Se os astros fossem mais que as estrelas que vemos em noites claras de Agosto, se soubessem de nós todos os dias desde o momento em que entramos neste mundo até àquele em que o deixamos, a paciência seria a minha maior virtude. Diz que é preciso muito para espicaçar um Touro e mais ainda para o fazer revoltar-se.

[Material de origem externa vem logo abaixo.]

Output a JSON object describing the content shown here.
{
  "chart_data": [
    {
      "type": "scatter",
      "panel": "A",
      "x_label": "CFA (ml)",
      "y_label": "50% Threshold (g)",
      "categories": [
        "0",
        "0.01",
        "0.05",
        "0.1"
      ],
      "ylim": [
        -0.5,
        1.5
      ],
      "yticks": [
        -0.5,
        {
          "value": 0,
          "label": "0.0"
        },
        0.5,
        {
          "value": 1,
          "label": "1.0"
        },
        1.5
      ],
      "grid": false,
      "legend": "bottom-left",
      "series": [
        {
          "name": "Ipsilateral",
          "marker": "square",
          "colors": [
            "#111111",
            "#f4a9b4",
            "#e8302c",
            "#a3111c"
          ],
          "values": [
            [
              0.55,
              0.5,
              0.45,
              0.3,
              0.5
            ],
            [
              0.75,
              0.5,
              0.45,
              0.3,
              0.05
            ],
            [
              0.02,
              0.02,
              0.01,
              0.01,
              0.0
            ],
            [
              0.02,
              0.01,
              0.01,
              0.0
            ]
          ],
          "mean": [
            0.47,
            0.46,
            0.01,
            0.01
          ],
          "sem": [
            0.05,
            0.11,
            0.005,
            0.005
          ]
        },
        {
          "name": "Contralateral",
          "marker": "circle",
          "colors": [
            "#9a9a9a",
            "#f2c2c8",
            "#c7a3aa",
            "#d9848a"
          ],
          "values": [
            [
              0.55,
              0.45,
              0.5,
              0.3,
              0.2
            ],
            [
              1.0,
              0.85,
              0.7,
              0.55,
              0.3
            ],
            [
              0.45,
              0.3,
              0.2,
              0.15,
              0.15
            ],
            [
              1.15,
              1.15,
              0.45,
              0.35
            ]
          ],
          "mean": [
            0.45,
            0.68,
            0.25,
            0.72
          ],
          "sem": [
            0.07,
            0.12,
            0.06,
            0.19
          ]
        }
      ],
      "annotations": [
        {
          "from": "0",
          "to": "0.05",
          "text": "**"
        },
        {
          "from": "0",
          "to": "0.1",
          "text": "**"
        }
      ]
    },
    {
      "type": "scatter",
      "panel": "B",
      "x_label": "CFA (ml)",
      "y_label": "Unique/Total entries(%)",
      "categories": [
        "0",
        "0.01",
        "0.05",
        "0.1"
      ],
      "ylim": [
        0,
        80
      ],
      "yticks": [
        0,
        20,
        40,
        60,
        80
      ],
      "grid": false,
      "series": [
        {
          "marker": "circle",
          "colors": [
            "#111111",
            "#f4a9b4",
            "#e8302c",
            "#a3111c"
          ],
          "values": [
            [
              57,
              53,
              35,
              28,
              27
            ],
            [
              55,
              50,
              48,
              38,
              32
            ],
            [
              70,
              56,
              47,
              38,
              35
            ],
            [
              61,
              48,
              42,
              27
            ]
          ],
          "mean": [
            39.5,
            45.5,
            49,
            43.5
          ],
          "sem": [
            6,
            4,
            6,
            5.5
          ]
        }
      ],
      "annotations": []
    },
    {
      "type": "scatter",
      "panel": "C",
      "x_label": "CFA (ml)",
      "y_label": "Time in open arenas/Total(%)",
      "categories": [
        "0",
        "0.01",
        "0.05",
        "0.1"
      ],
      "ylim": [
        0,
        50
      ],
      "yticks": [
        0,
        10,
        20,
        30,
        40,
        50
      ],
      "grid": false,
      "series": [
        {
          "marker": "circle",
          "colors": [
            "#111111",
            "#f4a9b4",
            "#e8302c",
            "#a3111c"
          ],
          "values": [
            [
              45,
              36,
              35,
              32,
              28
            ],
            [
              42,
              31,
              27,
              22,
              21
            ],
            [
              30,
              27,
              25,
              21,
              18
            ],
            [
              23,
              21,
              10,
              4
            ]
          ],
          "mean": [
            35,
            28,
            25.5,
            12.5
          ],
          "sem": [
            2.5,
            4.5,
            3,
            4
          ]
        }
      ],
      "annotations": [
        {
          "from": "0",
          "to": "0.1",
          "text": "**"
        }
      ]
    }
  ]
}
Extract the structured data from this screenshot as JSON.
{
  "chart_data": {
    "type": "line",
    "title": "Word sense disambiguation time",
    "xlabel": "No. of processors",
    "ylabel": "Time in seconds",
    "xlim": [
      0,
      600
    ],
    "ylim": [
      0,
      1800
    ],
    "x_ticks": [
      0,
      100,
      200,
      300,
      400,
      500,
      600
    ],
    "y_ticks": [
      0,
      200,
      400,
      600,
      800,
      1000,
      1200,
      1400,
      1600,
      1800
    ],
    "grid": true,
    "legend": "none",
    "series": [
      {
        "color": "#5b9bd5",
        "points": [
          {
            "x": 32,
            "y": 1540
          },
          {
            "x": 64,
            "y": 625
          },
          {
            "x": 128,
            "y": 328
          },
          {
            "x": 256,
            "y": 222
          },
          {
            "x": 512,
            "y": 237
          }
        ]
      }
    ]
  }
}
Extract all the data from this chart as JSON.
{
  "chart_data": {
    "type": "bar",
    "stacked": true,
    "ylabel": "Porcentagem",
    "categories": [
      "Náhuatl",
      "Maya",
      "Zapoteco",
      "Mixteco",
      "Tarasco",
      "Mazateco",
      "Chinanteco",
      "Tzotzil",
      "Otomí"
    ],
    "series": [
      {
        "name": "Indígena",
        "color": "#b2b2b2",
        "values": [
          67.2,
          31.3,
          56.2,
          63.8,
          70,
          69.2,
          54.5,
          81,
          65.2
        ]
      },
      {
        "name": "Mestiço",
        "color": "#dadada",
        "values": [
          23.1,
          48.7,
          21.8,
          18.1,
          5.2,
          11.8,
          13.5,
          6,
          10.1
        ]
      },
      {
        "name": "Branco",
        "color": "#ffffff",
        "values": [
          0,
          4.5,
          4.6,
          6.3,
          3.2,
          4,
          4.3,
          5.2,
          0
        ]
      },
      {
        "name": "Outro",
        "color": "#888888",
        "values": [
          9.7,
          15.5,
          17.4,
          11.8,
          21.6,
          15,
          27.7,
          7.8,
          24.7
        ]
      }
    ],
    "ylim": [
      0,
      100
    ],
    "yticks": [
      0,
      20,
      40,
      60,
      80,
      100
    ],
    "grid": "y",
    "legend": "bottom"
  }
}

Acabo de duvidar disso precisamente. Há mais paciência para além da taurina: à minha frente, um casal, cujo somatório das idades deve dar a minha exactamente, entra, senta-se, ele aponta-lhe as três situações em que o Benfica foi roubado ontem, porque não há maneira de isto aqui, vês o último defesa, foi roubado muito roubado, sabes?, ela abana a cabeça. Não consigo perceber se está zangada com alguma coisa ou apenas aborrecida – estes miúdos de agora são tão inexpressivos, cansados... – ele acaba de explicar a teoria da conspiração e, não me apercebi da transição, prossegue com a leitura do jornal desportivo, ela olha para mim, olha para a mesa, mexe na mala, mexe no telemóvel, olha novamente para mim, para a mesa, para o fundo da sala, para as outras mesas, do fundo até cá acima – não tuge, nem muge, e não fosse aquele olhar pequenino varrer o espaço onde nos encontramos tanta vez, ser-me-ia fácil, imediato, pensá-la etérea.
Trinta minutos depois finda a leitura do jornal. É a minha vez de olhar para a mesa deles, a minha paciência humilhada, os astros todos malditos, a minha curiosidade à espera que eles vão pedir. Não vão: o rapaz fecha o jornal, dobra o jornal, guarda o jornal, muda de sítio, senta-se do outro lado, senta-se com ela, dá-lhe um beijo, um abraço, e o dinheiro – ela vai pedir.
Quem pensa que nos EUA a questão racial ficou resolvida com o Nobel ao I have a dream do Martin Luther King, nunca esteve nos EUA. Quem diz que Auschwitz nunca existiu, nunca contou as cadeiras do bairro judeu em Cracóvia. Quem pensa que a emancipação da mulher coincidiu com direito ao voto, não é mulher.
Há uma paciência, uma resignação, um permanecer silencioso, uma abnegação, na mulher de agora que não é de sempre – foi de outrora e é de agora. Como se nos estivesse inscrita nos genes, adormecida mas à espera de entrar numa combinação específica – agora. A minha mãe contava-me há dias de como a assusta que à maior liberdade relacional de agora corresponda, paradoxalmente, uma entrega mais intensa, menos ligeira, de homens e mulheres. Nunca tinha pensado nisso. As mães têm sempre uma maneira profunda e simples de ver as coisas. A mim assustam-me mais os retrocessos civilizacionais e as tropelias da genética, coisas pesadas, mas abstractas, longe. Ainda assim, a mim, assusta-me quase tudo, estes dias. Paciência.